Step 40, carrying out classification and identification on the single segmented character in sequence to form finished bill text information:

and (3) pre-training a Softmax multi-classifier on the character image data set, and sequentially adopting the Softmax multi-classifier to classify and identify the single character obtained by the segmentation in the step 30 to form complete bill text information.

Although the embodiments of the present invention have been described above, the above descriptions are only for the convenience of understanding the present invention, and are not intended to limit the present invention. It will be understood by those skilled in the art that various changes in form and details may be made therein without departing from the spirit and scope of the invention as defined by the appended claims.

Claims

1. A bill text detection method based on multitask deep learning is characterized by comprising the following steps:

marking a note text area and an area center line on the convolution characteristic diagram, and training the note text area and the area center line to realize note text information area segmentation and text center line detection;

d, sequentially classifying and identifying the single divided character to form finished bill text information;

in the step B, parameters in the bill text information region segmentation and text center line detection are taken as an output target training network, and the bill text information region segmentation and text region center line detection results are obtained; the parameters in the bill text information region segmentation and text center line detection comprise center line pixel point coordinates (x) _i ,y _i ) And the boundary offset from the central line pixel point to the text area

Offset from center line pixel to lower boundary of text region->

In step C, each pixel (x) on the center line of the text is passed _i ,y _i ) Predicting the distances between four vertexes of upper left, upper right, lower left and lower back of each character and the central line pixelFrom is respectively

The true distance of each character from the center line is->

Constructing a loss function:

2. The method for detecting the bill texts based on the multitask deep learning as claimed in claim 1, wherein in the step a, a hole convolution is introduced into a convolution layer of the feature extraction backbone network, that is, a bilinear difference value is performed on a feature map after a previous layer of convolution operation, so that the resolution of the convolution feature map is enlarged, then the convolution operation of the convolution layer is performed, and under the condition that the convolution kernel parameters are not changed, the convolution receptive field is enlarged, so that richer bill image features are obtained.

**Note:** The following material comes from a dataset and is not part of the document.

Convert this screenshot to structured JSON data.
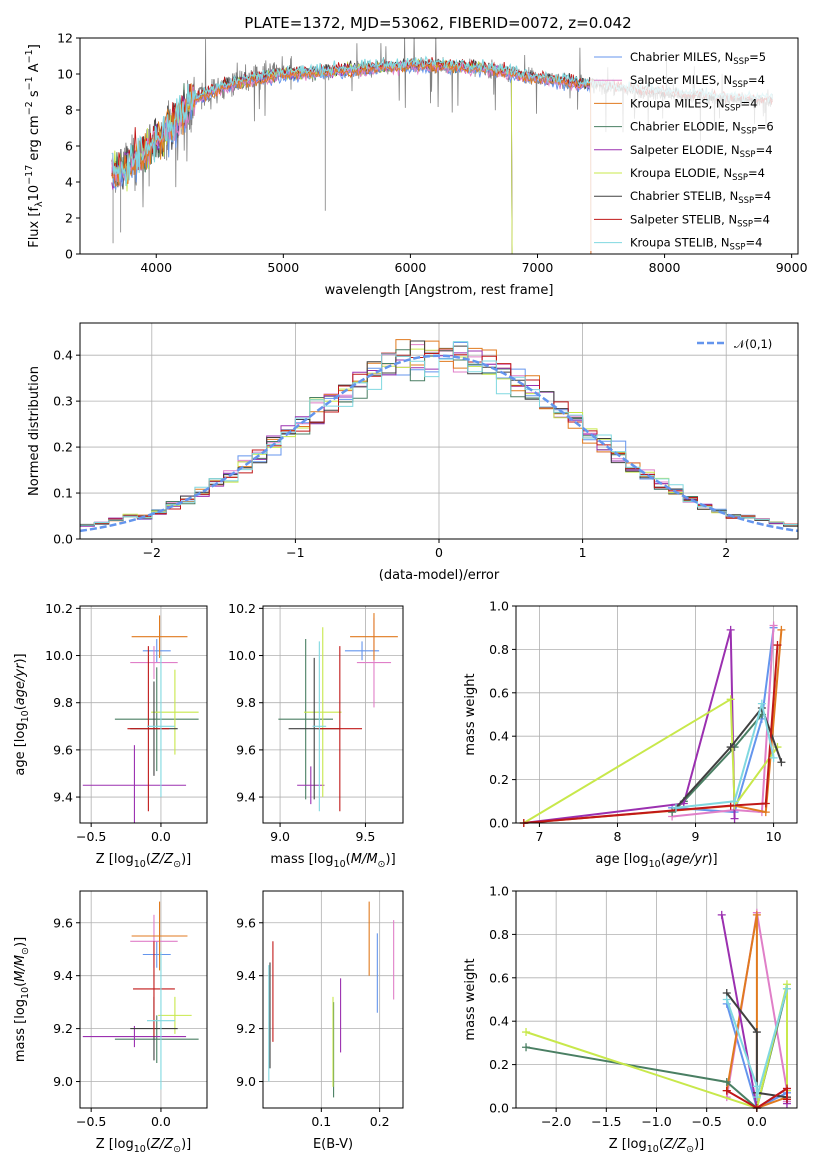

3. The method for detecting the bill texts based on the multitask deep learning as claimed in claim 1, wherein in the step a, in the process of extracting the bill image features through the multi-convolution layer neural network, the output feature vectors of the low-layer convolution layer and the output vectors of the high-layer convolution layer are spliced to form a final output feature map so as to retain the edge and texture features in the low-layer convolution layer and the semantic features in the high-layer convolution layer.

4. The method for detecting the bill texts based on the multitask deep learning as claimed in claim 1, wherein in the step D, characters Softmax multi-classifiers are pre-trained through a character image data set, and the single characters obtained by the segmentation in the step C are sequentially classified and recognized to form complete bill text information.